Being the only rather vulgar person in our family, she took care to point out to strangers, when they were talking about Swann, that, had he wanted to, he could have lived on the boulevard Haussmann or the avenue de l’Opéra, that he was the son of M. Swann, who must have left four or five million, but that this was his whim. One that she felt moreover must be so amusing to others that in Paris, when M. Swann came on New Year’s Day to bring her her bag of marrons glacés, she never failed, if there was company, to say to him: “Well, Monsieur Swann! Do you still live next door to the wine warehouse, so as to be sure of not missing the train when you go to Lyon?” And she would look out of the corner of her eye, over her lorgnon, at the other visitors.

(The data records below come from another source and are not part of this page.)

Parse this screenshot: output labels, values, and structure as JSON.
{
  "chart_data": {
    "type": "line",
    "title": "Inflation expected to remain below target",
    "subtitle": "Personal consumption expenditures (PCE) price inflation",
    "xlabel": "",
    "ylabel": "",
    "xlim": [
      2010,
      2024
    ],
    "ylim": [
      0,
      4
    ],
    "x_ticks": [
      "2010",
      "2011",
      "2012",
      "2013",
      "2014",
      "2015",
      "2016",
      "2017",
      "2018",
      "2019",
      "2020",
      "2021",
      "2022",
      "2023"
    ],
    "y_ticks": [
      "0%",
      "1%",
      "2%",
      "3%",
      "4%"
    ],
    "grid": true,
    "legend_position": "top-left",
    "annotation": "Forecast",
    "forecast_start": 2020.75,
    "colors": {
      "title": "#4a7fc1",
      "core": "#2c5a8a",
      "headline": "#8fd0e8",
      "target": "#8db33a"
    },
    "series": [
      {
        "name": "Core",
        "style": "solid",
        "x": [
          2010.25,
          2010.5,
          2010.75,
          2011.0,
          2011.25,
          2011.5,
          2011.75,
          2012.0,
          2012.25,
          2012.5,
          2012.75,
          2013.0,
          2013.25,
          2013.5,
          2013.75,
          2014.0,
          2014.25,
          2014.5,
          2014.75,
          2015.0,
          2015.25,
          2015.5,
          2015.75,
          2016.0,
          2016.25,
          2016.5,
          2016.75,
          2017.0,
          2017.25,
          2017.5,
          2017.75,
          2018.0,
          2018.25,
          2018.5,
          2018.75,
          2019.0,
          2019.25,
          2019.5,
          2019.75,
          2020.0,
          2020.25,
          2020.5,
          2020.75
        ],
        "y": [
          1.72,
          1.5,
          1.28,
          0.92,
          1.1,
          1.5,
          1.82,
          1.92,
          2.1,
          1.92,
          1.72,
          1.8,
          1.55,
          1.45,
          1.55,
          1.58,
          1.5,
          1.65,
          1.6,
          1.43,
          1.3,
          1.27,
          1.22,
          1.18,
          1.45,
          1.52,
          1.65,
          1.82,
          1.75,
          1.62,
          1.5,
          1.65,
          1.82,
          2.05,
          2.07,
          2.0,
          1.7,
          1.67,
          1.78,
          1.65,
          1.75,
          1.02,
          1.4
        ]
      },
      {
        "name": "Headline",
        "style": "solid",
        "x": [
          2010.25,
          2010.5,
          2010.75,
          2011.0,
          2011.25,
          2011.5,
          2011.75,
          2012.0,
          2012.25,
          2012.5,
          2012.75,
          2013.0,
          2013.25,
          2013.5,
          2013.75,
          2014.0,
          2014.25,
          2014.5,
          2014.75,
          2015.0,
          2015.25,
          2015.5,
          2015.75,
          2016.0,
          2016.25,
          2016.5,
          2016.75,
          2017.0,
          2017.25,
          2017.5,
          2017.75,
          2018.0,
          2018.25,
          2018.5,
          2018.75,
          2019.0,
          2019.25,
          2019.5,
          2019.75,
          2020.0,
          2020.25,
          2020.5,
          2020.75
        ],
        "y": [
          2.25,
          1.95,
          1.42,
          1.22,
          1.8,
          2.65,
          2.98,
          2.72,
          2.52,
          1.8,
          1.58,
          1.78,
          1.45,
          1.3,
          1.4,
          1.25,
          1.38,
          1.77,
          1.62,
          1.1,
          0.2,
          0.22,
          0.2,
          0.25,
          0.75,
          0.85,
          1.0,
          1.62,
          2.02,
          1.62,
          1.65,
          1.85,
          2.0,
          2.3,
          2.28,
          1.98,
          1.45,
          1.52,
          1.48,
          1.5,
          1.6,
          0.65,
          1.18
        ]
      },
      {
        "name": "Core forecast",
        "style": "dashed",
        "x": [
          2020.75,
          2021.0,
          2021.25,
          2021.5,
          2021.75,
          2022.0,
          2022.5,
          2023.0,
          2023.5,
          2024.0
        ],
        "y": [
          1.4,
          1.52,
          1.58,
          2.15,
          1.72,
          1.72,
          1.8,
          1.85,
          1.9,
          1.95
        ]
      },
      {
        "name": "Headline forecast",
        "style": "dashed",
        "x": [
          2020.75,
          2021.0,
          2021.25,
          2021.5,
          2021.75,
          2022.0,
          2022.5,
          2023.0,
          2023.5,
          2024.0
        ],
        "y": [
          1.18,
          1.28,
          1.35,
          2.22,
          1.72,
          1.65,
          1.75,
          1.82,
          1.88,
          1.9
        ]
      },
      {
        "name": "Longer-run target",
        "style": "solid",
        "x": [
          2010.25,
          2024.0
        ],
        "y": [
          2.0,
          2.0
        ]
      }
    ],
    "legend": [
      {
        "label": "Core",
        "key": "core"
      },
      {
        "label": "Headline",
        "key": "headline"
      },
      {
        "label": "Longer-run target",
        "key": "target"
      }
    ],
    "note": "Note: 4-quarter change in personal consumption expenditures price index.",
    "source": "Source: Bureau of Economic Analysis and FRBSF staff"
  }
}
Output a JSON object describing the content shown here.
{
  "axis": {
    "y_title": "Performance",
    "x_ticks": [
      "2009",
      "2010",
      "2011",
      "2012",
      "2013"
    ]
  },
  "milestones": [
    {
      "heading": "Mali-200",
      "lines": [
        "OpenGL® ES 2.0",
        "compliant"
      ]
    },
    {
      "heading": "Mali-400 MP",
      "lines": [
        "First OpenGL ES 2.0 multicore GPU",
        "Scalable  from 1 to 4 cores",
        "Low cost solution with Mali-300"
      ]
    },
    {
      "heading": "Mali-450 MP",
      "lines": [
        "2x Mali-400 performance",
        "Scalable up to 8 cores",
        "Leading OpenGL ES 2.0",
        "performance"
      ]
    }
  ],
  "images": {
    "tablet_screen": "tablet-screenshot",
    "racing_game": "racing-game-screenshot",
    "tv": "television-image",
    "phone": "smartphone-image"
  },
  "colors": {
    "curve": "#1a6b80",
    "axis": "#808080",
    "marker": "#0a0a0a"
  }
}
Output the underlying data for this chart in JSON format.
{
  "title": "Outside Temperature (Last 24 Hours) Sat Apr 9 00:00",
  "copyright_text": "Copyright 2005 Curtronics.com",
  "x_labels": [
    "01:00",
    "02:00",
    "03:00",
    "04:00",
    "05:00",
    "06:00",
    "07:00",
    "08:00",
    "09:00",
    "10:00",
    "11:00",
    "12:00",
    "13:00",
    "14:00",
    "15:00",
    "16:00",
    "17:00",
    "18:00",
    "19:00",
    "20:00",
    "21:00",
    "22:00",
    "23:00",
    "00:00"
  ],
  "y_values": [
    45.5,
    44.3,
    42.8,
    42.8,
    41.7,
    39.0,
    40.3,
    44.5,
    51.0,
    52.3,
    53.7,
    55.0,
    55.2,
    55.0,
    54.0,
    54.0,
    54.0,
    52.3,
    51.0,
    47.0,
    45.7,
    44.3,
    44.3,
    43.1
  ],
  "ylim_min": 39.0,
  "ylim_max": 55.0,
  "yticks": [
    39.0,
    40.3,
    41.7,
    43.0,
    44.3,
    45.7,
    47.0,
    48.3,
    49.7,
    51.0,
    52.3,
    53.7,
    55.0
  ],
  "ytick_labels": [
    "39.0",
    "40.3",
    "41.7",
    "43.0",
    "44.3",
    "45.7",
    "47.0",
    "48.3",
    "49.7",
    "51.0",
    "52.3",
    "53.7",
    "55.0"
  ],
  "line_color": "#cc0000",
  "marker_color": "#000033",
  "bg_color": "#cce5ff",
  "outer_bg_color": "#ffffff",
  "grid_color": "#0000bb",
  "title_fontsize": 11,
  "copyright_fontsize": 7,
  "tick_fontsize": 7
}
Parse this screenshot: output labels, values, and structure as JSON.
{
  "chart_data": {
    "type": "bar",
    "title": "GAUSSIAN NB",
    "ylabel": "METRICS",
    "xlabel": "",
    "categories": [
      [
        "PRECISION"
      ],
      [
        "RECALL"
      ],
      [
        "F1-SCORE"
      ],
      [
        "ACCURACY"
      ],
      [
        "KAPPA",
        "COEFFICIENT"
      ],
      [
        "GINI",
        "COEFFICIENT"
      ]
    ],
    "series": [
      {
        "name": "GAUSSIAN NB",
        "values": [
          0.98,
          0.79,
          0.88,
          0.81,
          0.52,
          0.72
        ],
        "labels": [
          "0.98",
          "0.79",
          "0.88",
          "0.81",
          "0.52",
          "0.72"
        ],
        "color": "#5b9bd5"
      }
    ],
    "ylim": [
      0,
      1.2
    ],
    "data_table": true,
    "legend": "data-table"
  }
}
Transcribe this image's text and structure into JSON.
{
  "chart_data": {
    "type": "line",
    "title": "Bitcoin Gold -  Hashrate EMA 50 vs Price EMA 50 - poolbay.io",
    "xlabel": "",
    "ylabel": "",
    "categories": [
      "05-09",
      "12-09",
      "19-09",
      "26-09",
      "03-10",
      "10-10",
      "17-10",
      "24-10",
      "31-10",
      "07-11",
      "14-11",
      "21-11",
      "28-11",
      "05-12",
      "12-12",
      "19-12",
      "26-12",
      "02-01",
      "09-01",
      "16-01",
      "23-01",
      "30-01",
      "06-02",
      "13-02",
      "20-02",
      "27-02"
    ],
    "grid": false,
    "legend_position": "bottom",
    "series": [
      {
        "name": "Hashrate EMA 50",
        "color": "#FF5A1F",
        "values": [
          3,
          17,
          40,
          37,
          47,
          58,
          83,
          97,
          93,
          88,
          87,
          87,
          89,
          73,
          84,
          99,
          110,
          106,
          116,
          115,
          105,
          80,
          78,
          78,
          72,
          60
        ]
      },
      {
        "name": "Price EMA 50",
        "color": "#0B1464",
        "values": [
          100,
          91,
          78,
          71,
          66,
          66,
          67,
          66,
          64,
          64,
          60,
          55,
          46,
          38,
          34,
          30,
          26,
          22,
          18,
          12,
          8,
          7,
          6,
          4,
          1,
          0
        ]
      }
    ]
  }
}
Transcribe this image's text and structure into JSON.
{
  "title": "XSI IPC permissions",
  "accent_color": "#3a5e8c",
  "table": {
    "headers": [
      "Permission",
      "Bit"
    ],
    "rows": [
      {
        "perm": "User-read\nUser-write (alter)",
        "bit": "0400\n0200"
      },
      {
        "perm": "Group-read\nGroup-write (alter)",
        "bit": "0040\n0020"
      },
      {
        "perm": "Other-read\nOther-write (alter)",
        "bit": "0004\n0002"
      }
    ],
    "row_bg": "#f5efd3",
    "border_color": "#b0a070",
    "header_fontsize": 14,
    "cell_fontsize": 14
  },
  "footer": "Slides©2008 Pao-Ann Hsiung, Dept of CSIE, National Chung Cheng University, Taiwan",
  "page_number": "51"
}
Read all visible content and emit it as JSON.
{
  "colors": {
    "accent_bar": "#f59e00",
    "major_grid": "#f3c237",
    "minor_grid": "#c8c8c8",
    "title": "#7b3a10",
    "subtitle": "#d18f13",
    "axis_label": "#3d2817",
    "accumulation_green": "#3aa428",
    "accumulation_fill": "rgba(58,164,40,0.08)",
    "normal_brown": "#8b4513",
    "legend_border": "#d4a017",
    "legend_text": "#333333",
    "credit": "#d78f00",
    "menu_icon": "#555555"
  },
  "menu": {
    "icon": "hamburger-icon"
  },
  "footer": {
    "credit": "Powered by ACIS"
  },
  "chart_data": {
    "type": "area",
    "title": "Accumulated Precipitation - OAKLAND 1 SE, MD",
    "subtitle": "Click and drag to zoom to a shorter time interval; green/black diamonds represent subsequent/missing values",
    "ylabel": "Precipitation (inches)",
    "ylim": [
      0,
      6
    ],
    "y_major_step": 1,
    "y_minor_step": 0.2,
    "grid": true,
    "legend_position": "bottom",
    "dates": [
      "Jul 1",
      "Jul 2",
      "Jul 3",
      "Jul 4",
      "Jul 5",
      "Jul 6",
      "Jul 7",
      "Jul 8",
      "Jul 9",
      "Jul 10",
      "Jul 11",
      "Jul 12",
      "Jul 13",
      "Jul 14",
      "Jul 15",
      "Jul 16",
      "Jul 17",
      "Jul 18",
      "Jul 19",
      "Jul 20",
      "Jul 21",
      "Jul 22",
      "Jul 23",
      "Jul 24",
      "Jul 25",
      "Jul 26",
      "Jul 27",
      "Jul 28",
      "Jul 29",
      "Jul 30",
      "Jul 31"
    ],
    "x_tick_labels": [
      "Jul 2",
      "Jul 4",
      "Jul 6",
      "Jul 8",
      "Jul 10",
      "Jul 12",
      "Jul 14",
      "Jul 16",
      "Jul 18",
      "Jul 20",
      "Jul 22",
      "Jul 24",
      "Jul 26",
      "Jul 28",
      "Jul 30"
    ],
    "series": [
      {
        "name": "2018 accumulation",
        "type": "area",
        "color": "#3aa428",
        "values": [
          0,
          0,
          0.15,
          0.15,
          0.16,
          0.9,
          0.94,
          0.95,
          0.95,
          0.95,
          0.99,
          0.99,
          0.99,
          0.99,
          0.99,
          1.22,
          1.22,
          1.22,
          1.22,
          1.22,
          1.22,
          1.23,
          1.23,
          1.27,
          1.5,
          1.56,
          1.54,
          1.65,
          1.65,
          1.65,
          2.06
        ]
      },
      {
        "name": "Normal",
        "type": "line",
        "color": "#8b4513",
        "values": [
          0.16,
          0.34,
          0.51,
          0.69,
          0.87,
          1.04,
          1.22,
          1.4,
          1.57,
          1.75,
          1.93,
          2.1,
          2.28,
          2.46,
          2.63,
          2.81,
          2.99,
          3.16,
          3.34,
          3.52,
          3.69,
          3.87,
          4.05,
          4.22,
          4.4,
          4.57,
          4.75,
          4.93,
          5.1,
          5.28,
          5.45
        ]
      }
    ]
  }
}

These candied chestnuts migrated to northern Italy and southern France after the Crusades. Here’s what Wikipedia has to say about them:
“The earliest known record of a recipe for marrons glacés was written by the French at the end of 17th century in Louis XIV‘s Versailles court. In 1667, François Pierre La Varenne, ten years’ chef de cuisine to Nicolas Chalon du Blé, Marquis of Uxelles (near Lyon and a chestnut-producing area), and foremost figure of the nouvelle cuisine movement of the time, published his best-selling book Le parfaict confiturier. In it he describes ‘la façon de faire marron pour tirer au sec’ (‘the way to make (a) chestnut (so as) to “pull it dry”‘); this may well be the first record of the recipe for marrons glacés. ‘Tirer au sec’ means, in a confectionery context, ‘to remove (what’s being candied) from the syrup’. La Varenne’s book was edited 30 times in 75 years.”
So that’s how I celebrated my Thanksgiving. Returning home from the Sorbonne, I stopped in a boulangerie on the Rue de Richelieu for a baguette, and saw a enormous pile of marrons glacés. I had my doubts. The little suckers were going for 1.80 euros apiece. I’ve never been able to quite make friends with the humble chestnut – you know, the “chestnuts roasting on an open fire,” and so on every Christmas – and that, despite making a reasonably good chestnut soufflé in the wintertime. But the marron glacé? Un vrai délice!
Have a happy Thanksgiving. And don’t pass them up, if you get the chance.